Jet crashes at Pearson airport
Jet crashes at Pearson airport
By ROB GILLIES and BETH DUFF-BROWN, Associated Press Writers 3 minutes ago
TORONTO - A passenger jetliner carrying more than 200 people erupted in flames Tuesday after skidding off a runway while landing in a fierce thunderstorm at Toronto's Pearson International Airport. Black smoke billowed into the air as the wreck burned.
A Toronto radio station said some passengers were seen climbing from the plane, and that most of the others had been safely evacuated.
Police said the plane was an Air France A340 from Paris that was trying to land at Canada's busiest airport when it ran into trouble. There was a storm — with lightning and strong wind gusts — in the area at the time.
Toronto Fire Services Capt.
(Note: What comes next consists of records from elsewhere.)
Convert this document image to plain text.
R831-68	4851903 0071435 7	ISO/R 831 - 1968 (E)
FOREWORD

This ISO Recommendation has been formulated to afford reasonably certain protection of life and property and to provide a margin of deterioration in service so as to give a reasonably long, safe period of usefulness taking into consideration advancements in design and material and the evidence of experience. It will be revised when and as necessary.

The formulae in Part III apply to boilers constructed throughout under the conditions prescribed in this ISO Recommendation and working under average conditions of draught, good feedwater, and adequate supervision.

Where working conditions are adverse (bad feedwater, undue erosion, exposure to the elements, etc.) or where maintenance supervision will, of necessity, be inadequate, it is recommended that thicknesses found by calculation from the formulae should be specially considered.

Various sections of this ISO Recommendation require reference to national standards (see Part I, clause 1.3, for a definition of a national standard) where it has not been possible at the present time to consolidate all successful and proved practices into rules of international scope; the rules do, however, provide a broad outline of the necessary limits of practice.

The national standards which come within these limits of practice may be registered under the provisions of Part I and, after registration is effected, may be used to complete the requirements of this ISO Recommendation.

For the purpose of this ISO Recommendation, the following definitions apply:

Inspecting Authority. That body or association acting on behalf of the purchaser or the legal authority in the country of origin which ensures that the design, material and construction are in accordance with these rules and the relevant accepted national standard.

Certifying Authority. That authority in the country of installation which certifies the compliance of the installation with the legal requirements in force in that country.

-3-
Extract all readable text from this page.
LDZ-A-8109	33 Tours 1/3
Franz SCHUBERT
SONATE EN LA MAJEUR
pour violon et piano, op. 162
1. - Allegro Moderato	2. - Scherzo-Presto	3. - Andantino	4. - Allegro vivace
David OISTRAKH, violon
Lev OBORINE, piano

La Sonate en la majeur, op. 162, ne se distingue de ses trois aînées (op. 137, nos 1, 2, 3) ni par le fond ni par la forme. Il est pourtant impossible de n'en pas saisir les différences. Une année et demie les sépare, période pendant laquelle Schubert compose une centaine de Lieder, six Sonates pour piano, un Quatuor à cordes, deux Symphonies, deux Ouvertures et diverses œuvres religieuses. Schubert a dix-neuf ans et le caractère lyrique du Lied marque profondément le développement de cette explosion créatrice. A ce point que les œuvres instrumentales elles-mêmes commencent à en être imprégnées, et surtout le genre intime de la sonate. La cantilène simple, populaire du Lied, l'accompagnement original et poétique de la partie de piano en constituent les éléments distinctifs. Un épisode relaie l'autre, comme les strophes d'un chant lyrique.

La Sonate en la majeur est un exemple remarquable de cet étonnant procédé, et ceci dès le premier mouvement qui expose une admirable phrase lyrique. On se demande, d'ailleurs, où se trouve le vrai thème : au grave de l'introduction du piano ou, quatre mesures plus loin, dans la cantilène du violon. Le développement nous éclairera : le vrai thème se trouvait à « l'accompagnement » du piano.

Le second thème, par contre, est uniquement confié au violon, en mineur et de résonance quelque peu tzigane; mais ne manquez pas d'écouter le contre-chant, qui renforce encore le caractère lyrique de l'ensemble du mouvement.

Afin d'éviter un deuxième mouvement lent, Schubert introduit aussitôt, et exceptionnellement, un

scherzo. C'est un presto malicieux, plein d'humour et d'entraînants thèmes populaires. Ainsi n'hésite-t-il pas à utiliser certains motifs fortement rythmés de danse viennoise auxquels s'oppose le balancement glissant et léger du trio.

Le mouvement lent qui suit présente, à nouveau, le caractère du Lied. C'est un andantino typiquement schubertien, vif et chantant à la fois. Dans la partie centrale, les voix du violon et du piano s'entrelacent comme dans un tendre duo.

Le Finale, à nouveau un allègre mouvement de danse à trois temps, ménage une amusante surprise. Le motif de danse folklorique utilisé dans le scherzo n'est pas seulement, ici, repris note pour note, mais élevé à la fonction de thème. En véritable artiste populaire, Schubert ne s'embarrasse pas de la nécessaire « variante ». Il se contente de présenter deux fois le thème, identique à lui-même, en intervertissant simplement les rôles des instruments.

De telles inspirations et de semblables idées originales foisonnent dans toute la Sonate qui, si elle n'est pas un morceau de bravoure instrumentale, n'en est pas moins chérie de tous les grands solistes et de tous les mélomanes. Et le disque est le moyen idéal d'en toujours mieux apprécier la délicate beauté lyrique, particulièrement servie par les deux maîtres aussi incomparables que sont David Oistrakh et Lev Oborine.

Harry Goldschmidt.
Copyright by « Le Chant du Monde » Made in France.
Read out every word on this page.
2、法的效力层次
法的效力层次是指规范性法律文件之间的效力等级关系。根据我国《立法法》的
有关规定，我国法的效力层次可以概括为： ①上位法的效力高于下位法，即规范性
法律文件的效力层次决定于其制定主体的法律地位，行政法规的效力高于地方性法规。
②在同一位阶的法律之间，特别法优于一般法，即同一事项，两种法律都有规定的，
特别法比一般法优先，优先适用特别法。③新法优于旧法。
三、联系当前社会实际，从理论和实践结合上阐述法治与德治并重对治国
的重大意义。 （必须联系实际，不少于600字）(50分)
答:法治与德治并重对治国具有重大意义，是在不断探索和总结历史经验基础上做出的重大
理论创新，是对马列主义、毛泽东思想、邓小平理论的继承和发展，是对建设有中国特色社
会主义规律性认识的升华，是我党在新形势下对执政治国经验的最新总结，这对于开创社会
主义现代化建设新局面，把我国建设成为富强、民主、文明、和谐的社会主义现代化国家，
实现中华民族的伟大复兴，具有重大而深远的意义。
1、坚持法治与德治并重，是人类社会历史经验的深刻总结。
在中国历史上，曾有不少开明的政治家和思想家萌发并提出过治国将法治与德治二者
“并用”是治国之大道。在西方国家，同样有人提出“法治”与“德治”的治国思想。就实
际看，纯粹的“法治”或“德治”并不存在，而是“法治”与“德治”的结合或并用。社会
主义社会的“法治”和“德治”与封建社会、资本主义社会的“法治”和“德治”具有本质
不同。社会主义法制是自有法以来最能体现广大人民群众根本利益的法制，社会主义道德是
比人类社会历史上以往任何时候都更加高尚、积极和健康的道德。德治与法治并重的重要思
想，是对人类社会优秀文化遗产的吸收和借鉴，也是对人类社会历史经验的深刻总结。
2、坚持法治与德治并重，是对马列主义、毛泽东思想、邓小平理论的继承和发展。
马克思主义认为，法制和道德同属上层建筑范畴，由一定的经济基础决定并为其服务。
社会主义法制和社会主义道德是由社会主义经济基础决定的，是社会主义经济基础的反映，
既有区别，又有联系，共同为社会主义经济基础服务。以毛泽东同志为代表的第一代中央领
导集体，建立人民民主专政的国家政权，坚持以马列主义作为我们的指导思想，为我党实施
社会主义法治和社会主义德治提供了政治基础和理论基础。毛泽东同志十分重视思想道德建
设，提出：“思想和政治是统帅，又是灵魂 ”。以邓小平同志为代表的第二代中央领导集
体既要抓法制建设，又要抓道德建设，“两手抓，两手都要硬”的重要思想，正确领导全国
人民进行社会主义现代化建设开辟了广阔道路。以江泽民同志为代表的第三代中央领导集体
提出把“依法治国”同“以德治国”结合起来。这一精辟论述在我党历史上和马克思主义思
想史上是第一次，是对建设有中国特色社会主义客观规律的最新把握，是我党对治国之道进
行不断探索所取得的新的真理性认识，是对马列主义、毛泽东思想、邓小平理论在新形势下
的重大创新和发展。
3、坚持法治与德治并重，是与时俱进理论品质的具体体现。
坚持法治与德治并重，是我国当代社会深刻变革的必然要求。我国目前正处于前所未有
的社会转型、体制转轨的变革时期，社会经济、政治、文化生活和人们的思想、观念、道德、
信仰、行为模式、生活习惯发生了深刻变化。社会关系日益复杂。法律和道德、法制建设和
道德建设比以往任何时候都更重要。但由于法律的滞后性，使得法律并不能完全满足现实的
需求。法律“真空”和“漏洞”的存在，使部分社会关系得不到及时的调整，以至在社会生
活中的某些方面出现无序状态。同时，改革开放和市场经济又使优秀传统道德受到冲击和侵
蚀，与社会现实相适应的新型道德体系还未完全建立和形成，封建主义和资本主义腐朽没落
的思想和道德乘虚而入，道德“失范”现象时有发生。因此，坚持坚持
David Sheen told CNN that he understood some casualties had been taken to hospitals but had no information or their condition.
AM 680, an all-news station, reported live from the scene that there were two explosions on the plane. The station quoted a police official on the nearby freeway as saying two groups of passengers had been evacuated from the jet.
AM 680 also said some passengers could be seen climbing from the plane and that emergency workers said most of 252 people on board were safe.
The report could not immediately be confirmed.
Toronto's William Osler hospital was placed on "code orange" to prepare for injuries, according to MSNBC.
A row of emergency vehicles lined up behind the wreck, and a fire truck sprayed the flames with water. A government transportation highway camera recorded the burning plane, and the footage was broadcast live on television in Canada and the United States.
A portion of the plane's wing could be seen jutting from the trees as smoke and flames poured from the middle of its broken fuselage. At one point, another huge plume of smoke emerged from the wreckage, but it wasn't clear whether it was from an explosion.
The flaming ruin was next to the four-lane Highway 401, and some cars and trucks stopped on the roadway after the crash.
Corey Marks told CNN he was at the side of the highway when he watched the Air France plane touch down and crash.
"It was around 4 o'clock, it was getting really dark, and all of a sudden lightning was happening, a lot of rain was coming down," Marks said. "This plane ... came in on the runway, hits the runway nice. Everything looked good, sounds good and all of a sudden we heard the engines backing up. ... He went straight into the valley and cracked in half."
CNN reported the flight was Air France Flight 358, which was scheduled to arrive in Toronto at about 4 p.m. from Charles de Gaulle International Airport near Paris.
"They made an approach in weather that was worse than what they anticipated," John Wiley, a retired Airbus pilot in Toronto, told CNN.
Thunderstorms create the possibility of wind shear, the sudden, dangerous air currents that can dash an airplane to the ground as it takes off or lands.
Toronto's Lester B. Pearson International Airport handles over 28 million passengers a year. Located 17 miles west of Toronto in the town of Mississauga, it has three terminals. Air France operates out of Terminal 3.
The last major jumbo jet crash in North America was on Nov. 12, 2001, when American Airlines Flight 587 lost part of its tail and plummeted into a New York City neighborhood, killing 265 people. Safety investigators concluded that the crash was caused by the pilot moving the rudder too aggressively.
Paris-based Air France-KLM Group is the world's largest airline in terms of revenue. It is the product of the French flagship airline's acquisition last year of Dutch carrier KLM. For the year ended in March, the company earned $443 million on revenues of $24.1 billion.
Air France-KLM operates a fleet of 375 planes and flies 1,800 daily flights, according to the company's Web site. In the last fiscal year, it carried 43.7 million passengers to 84 countries around the globe.